Visit farmers.gov/recover to learn more about USDA resources to manage risk and recover from natural disasters. You can use our Disaster Assistance Discovery Tool to learn about USDA disaster assistance programs that might be right for you in five simple steps. For an overview of available disaster assistance, view or download the USDA Disaster Assistance Programs At-A-Glance brochure.


Acreage Reporting Deadlines and Policies

Field of Wheat

In order to maintain program eligibility and benefits, producers must file timely acreage reports. Failure to file an acreage report by the crop acreage reporting deadline may cause ineligibility for future program benefits. FSA will not accept acreage reports provided more than a year after the acreage reporting deadline.

Upcoming acreage reporting deadlines for Indiana:

  • December 15 - Fall Mint and Fall-Seeded Small Grains
  • January 2 – Hives (Honey) and Maple Sap (Taps)
  • January 16 – Apples

FSA has the following policies for acreage reporting:

Reporting Cover Crops:

Cover crop types can be chosen from the following four categories:

  • Cereals and other grasses
  • Legumes
  • Brassicas and other broadleaves
  • Mixtures

If the cover crop is harvested for any use other than forage or grazing and is not terminated according to policy guidelines, then that crop will no longer be considered a cover crop and the acreage report must be revised to reflect the actual crop.

Permitted Revision of Intended use After Acreage Reporting Date:

New operators or owners who pick up a farm after the acreage reporting deadline has passed and the crop has already been reported on the farm, have 30 calendar days from the date when the new operator or owner acquired the lease on land, control of the land or ownership and new producer crop share interest in the previously reported crop acreage. Under this policy, appropriate documentation must be provided to the County Committee’s satisfaction to determine that a legitimate operator or ownership and producer crop share interest change occurred to permit the revision.

Reporting Grazing Allotments:

FSA offices can now accept acreage reports for grazing allotments. You will use form “FSA-578” to report grazing allotments as animal unit months (AUMs) using the “Reporting Unit” field. Your local FSA office will need the grazing period start and end date and the percent of public land.

Definitions of Terms

FSA defines “idle” as cropland or a balance of cropland within a Common Land Unit (CLU) (field/subfield) which is not planted or considered not planted and does not meet the definition of fallow or skip row.
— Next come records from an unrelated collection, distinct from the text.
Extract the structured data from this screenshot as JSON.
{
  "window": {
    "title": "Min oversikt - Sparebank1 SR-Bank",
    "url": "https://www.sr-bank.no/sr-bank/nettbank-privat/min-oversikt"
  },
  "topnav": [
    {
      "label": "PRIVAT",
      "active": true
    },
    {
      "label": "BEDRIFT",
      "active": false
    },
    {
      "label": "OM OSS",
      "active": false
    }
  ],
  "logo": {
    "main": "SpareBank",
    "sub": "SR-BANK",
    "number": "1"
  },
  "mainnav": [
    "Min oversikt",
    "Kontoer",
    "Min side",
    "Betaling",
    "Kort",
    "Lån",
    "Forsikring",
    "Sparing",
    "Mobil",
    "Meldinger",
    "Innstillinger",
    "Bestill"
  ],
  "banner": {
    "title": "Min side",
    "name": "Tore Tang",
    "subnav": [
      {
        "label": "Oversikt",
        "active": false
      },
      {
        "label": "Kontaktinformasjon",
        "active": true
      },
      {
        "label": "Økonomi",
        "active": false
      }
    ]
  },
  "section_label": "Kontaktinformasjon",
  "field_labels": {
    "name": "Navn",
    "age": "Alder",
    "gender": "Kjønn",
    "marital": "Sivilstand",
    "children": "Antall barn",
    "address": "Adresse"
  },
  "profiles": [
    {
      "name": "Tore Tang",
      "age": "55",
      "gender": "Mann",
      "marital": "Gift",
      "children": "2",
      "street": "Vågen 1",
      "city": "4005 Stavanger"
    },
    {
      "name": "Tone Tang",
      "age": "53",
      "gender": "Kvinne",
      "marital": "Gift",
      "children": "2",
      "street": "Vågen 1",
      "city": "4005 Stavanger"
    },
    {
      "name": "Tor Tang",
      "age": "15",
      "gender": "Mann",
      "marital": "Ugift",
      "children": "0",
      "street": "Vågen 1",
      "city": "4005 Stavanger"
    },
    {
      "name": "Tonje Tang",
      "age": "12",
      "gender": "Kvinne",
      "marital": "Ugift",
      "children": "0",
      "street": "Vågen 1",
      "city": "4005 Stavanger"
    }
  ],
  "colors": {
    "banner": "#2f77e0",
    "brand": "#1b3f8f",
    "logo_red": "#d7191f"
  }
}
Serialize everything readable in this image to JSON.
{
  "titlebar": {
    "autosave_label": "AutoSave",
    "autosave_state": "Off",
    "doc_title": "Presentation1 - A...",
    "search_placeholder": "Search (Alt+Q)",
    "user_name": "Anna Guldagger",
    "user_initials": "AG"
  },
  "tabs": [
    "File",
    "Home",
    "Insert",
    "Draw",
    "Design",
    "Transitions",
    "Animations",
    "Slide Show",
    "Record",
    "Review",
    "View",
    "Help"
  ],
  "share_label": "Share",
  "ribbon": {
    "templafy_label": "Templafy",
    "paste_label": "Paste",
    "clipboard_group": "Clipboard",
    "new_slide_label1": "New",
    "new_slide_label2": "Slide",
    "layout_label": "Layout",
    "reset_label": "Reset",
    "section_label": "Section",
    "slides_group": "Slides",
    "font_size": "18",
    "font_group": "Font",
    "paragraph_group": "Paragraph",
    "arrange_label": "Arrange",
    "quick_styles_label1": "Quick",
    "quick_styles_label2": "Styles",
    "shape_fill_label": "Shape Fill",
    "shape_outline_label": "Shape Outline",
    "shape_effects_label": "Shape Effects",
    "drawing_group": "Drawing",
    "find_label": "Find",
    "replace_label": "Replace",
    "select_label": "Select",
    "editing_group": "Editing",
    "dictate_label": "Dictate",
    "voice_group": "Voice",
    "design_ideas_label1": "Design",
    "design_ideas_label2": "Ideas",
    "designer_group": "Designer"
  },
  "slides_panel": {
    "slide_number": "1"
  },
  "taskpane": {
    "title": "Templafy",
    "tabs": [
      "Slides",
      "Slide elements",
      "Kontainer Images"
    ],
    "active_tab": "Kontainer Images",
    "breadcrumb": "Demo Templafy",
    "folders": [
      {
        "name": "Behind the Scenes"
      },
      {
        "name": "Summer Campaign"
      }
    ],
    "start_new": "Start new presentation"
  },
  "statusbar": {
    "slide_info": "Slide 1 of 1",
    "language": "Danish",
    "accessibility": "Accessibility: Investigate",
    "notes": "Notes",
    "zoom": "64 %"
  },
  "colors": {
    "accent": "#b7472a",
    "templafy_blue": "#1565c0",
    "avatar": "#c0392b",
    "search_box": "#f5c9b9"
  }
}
Fallow is considered unplanted cropland acres which are part of a crop/fallow rotation where cultivated land that is normally planted is purposely kept out of production during a regular growing season.

More Information

Producers are encouraged to file their acreage reports as soon as planting is completed.

All producers are encouraged to contact their local USDA Service Center for more information on the final planting date for specific crops. The final planting dates vary by crop, planting period and county. The timely planting of a crop, by the final planting date, may prevent loss of program benefits.
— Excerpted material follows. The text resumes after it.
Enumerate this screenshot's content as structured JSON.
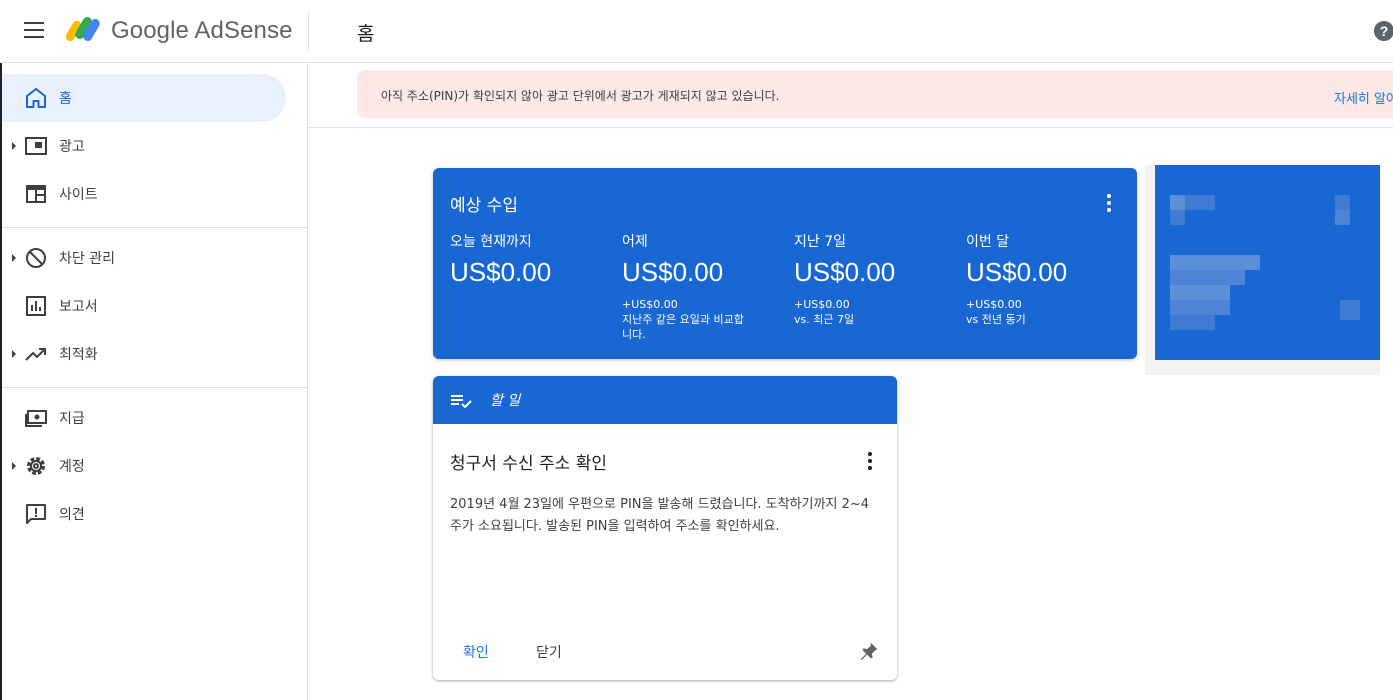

For more information, contact your local USDA Service Center or visit fsa.usda.gov.


Reporting Organic Crops

Apple Tree

If you want to use the Noninsured Crop Disaster Assistance Program (NAP) organic price and you select the "organic" option on your NAP application, you must report your crops as organic.
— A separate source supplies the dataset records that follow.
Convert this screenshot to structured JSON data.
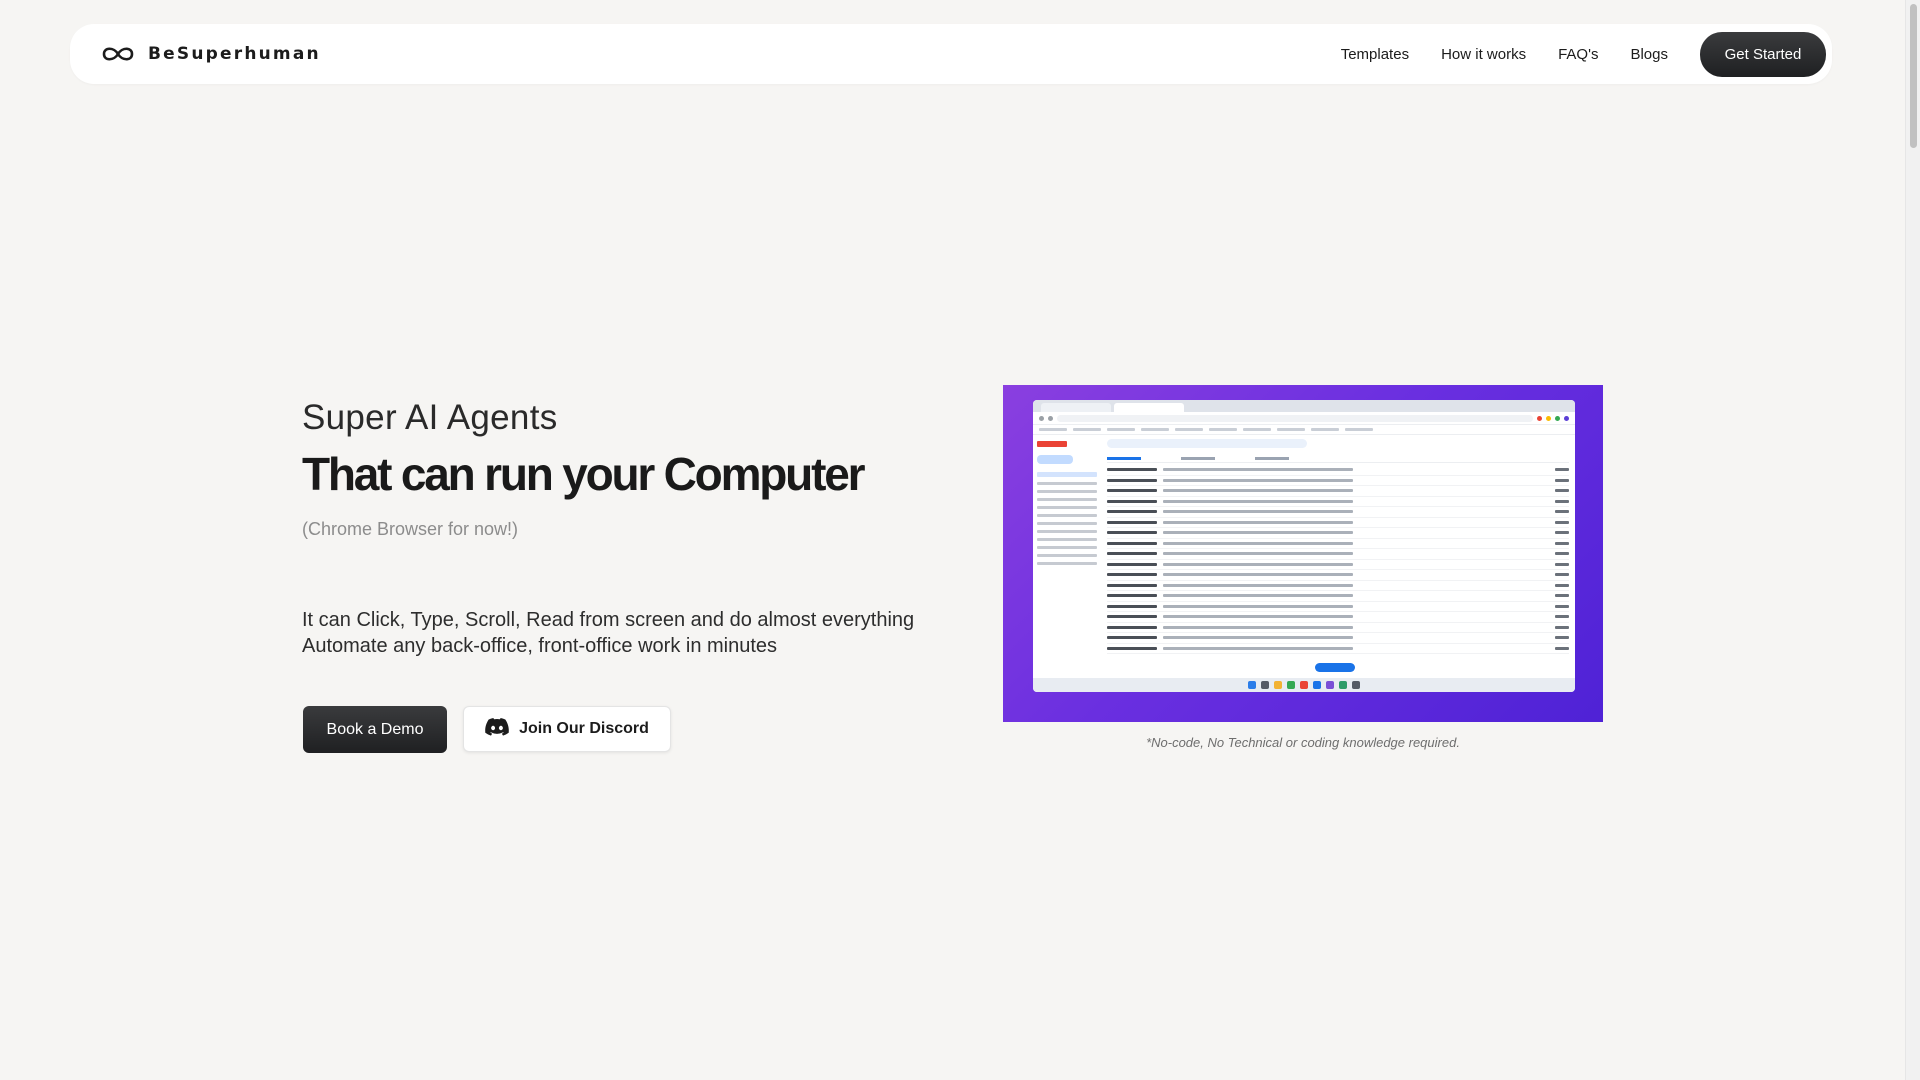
{
  "navbar": {
    "brand_name": "BeSuperhuman",
    "links": [
      "Templates",
      "How it works",
      "FAQ's",
      "Blogs"
    ],
    "cta_label": "Get Started"
  },
  "hero": {
    "eyebrow": "Super AI Agents",
    "title": "That can run your Computer",
    "note": "(Chrome Browser for now!)",
    "description_line1": "It can Click, Type, Scroll, Read from screen and do almost everything",
    "description_line2": "Automate any back-office, front-office work in minutes",
    "primary_button": "Book a Demo",
    "secondary_button": "Join Our Discord",
    "media_caption": "*No-code, No  Technical  or coding knowledge required."
  },
  "icons": {
    "brand_logo": "infinity-icon",
    "discord": "discord-icon"
  },
  "colors": {
    "background": "#f6f5f3",
    "dark_button": "#262729",
    "media_gradient_start": "#8a3fe0",
    "media_gradient_end": "#4f22d6"
  }
}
When certifying organic acres, the buffer zone acreage must be included in the organic acreage.

You must also provide a current organic plan, organic certificate or documentation from a certifying agent indicating an organic plan is in effect. Documentation must include:

  • name of certified individuals
  • address
  • telephone number
  • effective date of certification
  • certificate number
  • list of commodities certified
  • name and address of certifying agent
  • a map showing the specific location of each field of certified organic, including the buffer zone acreage

Certification exemptions are available for producers whose annual gross agricultural income from organic sales totals $5,000 or less. Although exempt growers are not required to provide a written certificate, they are still required to provide a map showing the specific location of each field of certified organic, transitional and buffer zone acreage.

For questions about reporting organic crops, contact your local USDA Service Center or visit fsa.usda.gov.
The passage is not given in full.